I launched myself at him with a kick that caught him in his massive belly. All the air went out of him in one second and he hit his knees. I followed with a knee to the face that rolled him over and sent him five feet into the air before he came down again, hard, on the thin carpet.
I pursued him with the viciousness of Wolfe, kicking him in the side of the face and snapping it back. The tactical detachment of Roberto Bastian told me to hit him in the head again, to impede his cognition and analysis of the fight by knocking the crap out of his brains (that last part might have been me). I punched with the white-hot anger bubbling over from years of repressed rage that waited below the surface of Aleksandr Gavrikov, and I kept myself from laughing at the joy of a fight the way Bjorn would have. I coldly determined that another kick to the face would just about put him out, so I landed one with perfect execution the way Eve Kappler would have done it—precise, on form—and Raymond hit his back, sputtering blood. He didn’t try to rise again.
“Okay,” he gasped, blood trickling down his face. “Okay, I give up.”
Stop.
And listening to the better angel of my nature, I heeded Zack’s counsel and stopped, watching Raymond shudder in pain at my feet.
“You’re tougher …” Raymond said. “Tougher than they thought you were going to be.”
“That’s me,” I said quietly. “One of these days you’d think they’d stop underestimating me.”
“I should tell you,” he whispered. “I should tell you why, why they’re so afraid of you—”
“DON’T!” I shouted, but it was too late.
A spurt of blood opened from his neck and he gagged, the geyser spraying into the air around me.
“I, for one,” came the voice from behind me, “am not so much underestimating you as trying to maintain a realistic picture of how big of a pain in my ass you could possibly be.”
I swiveled and Weissman was there, cradling his oversized knife again, wiping the blade on a cloth in his hands.
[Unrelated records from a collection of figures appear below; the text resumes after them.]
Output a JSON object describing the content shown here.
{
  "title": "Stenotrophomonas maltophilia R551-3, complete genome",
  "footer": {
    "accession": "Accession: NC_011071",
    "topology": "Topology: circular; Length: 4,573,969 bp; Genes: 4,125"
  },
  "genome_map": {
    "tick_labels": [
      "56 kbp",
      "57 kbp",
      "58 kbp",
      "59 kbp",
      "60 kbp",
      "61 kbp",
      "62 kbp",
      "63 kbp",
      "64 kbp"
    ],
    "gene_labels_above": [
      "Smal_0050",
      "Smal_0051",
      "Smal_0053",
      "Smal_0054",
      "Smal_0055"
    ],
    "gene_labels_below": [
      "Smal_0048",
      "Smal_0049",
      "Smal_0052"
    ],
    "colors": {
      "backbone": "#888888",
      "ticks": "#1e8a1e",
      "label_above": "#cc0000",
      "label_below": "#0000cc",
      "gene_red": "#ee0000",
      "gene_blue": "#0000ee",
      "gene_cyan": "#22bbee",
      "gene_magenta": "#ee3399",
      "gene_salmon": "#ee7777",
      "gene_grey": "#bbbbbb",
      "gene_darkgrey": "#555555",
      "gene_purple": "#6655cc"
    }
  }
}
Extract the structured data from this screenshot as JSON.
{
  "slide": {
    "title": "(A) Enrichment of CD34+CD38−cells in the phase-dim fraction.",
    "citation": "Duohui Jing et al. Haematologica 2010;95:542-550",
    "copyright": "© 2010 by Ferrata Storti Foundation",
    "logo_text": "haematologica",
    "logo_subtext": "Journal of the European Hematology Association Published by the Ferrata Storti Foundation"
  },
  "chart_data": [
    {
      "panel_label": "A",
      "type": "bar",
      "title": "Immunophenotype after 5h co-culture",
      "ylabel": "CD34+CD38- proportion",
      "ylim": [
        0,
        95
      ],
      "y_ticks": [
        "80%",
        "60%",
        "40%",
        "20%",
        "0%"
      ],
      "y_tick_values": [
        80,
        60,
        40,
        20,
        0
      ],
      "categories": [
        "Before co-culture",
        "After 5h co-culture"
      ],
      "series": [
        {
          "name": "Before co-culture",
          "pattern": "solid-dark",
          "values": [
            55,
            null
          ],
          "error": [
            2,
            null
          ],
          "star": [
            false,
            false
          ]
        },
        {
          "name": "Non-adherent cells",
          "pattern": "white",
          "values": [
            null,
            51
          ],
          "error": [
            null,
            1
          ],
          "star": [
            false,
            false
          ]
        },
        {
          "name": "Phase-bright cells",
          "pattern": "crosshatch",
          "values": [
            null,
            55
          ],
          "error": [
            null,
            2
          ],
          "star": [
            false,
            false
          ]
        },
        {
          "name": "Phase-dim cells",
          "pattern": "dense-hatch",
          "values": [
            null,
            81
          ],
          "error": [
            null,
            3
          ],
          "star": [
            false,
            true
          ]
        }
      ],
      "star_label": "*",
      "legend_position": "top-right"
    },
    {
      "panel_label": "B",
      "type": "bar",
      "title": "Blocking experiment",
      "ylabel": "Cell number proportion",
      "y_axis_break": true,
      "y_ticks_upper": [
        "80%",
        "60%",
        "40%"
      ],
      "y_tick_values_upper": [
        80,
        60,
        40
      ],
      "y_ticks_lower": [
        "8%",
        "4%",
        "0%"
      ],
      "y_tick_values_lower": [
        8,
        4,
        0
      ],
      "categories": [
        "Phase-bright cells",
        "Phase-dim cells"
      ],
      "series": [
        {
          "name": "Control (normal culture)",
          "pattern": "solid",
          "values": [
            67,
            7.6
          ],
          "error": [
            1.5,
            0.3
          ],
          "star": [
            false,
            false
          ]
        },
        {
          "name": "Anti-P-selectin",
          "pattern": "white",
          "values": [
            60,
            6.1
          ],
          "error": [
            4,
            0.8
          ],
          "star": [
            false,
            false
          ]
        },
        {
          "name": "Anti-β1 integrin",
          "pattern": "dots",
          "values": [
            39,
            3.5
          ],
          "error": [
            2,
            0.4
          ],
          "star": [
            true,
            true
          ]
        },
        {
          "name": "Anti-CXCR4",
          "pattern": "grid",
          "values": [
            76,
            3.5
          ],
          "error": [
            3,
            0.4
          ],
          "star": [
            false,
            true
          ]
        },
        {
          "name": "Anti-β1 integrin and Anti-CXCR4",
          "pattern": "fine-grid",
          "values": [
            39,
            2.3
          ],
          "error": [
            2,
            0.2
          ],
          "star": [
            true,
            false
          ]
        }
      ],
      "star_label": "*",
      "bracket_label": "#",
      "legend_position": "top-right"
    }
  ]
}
It took me a minute to realize it was a patch of shirt, from Raymond. “The prodigal jackass returns,” I quipped. “Where’s your little sidekick?”
“She’ll be along in a minute,” Weissman said, polishing the blade. “You realize, of course, that every single one of your friends here is going to die before we’re through?” He was thoroughly unamused.
“Why?” I asked. “Because you’ve put a little distance of time between the last occasion you over-milked your powers, and your time-spinning buddy isn’t going to be aggravated if you halt the flow for a few more rounds now?”
“No, mostly because you’ve pissed me off.” His eyes were hard, and he wasn’t smiling anymore. “I thought about just leaving London for last, going and clearing out North and South America first. Maybe hit those last Pacific islands we’ve skipped over.” He pointed the knife at me. “But, no. I bring our best damned resource here to London to finish the job, the last Hades-type on the planet. Do you know how long it took me to find him?” Little flecks of spittle flew out of Weissman’s mouth in rage. “Forever. Just about forever. He’s not quite the linchpin of our plan, but he was close. He made my life easier. Now,” he waved the knife in sharp gestures around me, “I have to do this annihilation the hard way. I have to take all our people into the field and kill these last metas with overwhelming force. Because somehow you talk Raymond the mass murderer into growing a conscience.” He waved the knife at Raymond’s corpse. “I mean, do you believe that? He almost told you everything.”
I smiled sadly, looking at the body of the man who was related to me. “I’m persuasive.”
“You’re a pain in my ass,” Weissman said, and he pulled himself off the wall he had been leaning on. “You’re a pain in my ass is what you are. And if you weren’t Sienna Nealon, I would kill you over the course of several days and spread your body parts over a five-mile radius out of pure spite.”